Les indicateurs sont toujours à un niveau élevé et la maladie a fait plus de 75.000 morts en France. Actuellement, près de 27.000 malades du Covid sont hospitalisés, pas loin des pics de la première et de la deuxième vagues (32.000 et 33.000). Environ 3.000 sont en réanimation, moins que les pics des précédentes vagues (4.900 à l'automne, 7.000 au printemps).

Et la pression reste forte, puisque sur les sept derniers jours, on recense en moyenne 20.000 nouvelles contaminations quotidiennes. Face à ces chiffres, les experts sont partagés et reconnaissent qu'un confinement se décide selon plusieurs critères: sanitaire d'un côté, économique et social de l'autre.

En tant que médecin, "je pense que s'il faut prendre des décisions de confinement difficiles, il faut les prendre tôt", a déclaré sur franceinfo Philippe Juvin, chef des urgences de l'hôpital Georges Pompidou et maire LR de La Garenne-Colombes (Hauts-de-Seine). "Maintenant, si vous demandez au citoyen ou homme politique que je suis, je comprends que le président de la République a pris sa décision car les Français ont un niveau d'acceptabilité du confinement qui est devenu limite", a-t-il ajouté.

"Le confinement reste très probable. La question, c'est: quand surviendra-t-il?", a commenté dans le JDD l'infectiologue Anne-Claude Crémieux, pour qui "la réflexion actuelle sur le niveau de restrictions à mettre en place est compréhensible".

Selon elle, le gouvernement pourrait "agir pendant les vacances scolaires, qui génèrent une diminution de l'activité et donc de la circulation du virus". Les vacances de février débuteront samedi pour les premières zones. Au total, elles s'étaleront sur quatre semaines dans les trois zones.

Bientôt trois vaccins

De son côté, le premier secrétaire du PS, Olivier Faure, a demandé de réfléchir à des confinements uniquement locaux. "Partout où il y a un risque de voir le variant anglais l'emporter rapidement dans tel ou tel département, pourquoi est-ce qu'on ne confine pas, quitte à ce que les départements alentours ne le soient pas?", a plaidé M. Faure, invité d'Europe 1 - Les Echos - CNews.

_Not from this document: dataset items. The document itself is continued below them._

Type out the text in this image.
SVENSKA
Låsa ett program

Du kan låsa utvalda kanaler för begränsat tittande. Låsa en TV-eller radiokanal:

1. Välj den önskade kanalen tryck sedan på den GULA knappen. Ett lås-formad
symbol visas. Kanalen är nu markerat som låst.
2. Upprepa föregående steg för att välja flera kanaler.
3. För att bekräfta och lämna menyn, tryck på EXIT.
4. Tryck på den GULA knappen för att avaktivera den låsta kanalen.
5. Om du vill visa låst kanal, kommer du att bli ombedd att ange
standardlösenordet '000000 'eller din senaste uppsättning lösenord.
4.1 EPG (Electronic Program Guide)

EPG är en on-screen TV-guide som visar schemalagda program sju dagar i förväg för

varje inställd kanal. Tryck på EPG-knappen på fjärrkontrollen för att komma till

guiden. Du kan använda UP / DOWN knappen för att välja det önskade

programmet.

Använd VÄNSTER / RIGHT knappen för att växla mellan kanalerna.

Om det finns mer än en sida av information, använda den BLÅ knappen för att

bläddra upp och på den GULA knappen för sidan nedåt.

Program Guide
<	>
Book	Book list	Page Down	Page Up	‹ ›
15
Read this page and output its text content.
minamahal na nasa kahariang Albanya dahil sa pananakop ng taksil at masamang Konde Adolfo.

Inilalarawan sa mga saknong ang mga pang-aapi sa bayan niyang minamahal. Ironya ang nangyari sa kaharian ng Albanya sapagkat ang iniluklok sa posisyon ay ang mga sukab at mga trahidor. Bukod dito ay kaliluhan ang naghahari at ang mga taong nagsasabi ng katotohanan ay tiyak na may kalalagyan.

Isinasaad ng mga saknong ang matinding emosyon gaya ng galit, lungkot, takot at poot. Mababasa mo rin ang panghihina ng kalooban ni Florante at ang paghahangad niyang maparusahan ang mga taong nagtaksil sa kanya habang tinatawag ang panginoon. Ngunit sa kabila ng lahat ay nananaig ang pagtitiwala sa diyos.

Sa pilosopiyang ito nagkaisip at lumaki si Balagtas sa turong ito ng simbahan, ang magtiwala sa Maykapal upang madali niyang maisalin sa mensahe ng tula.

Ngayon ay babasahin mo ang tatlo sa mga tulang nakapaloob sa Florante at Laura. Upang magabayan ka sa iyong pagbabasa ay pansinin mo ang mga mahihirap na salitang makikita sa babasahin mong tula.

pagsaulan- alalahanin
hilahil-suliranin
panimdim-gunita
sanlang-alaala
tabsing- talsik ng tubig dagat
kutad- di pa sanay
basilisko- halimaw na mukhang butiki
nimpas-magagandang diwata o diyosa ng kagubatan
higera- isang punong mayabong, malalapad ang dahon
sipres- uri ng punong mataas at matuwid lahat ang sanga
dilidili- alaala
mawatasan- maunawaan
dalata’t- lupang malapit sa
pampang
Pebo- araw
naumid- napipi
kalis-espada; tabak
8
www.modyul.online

En attendant, la nouvelle mesure la plus visible est la fermeture des centres commerciaux non-alimentaires de plus de 20.000 m2. Près de 400 centres ou magasins sont concernés. En outre, les frontières avec les pays hors Union européenne sont désormais fermées, "sauf motif impérieux", et pour revenir d'un pays de l'UE, un test PCR négatif est exigé (sauf pour les travailleurs transfrontaliers).

Enfin, dans cette course contre la montre, la France poursuit sa campagne de vaccination. Près de 1,48 million de personnes ont reçu au moins une dose de vaccin, dont 41.000 qui en ont eu deux.

On constate toutefois un ralentissement, attribué aux difficultés d'approvisionnement. "Je regrette que près de 50.000 rendez-vous aient dû être reportés", a admis M. Véran. Selon lui, la Haute autorité de santé (HAS) se prononcera mardi sur le vaccin d'AstraZeneca, approuvé au niveau européen vendredi.

Il ne fait aucun doute qu'il va devenir le troisième autorisé en France, mais il n'est pas certain qu'il sera recommandé aux plus âgés. Les instances spécialisées allemande et italienne l'ont déconseillé pour ces populations, par manque de données sur son efficacité, prenant ainsi le contre-pied de l'Agence européenne des médicaments (EMA).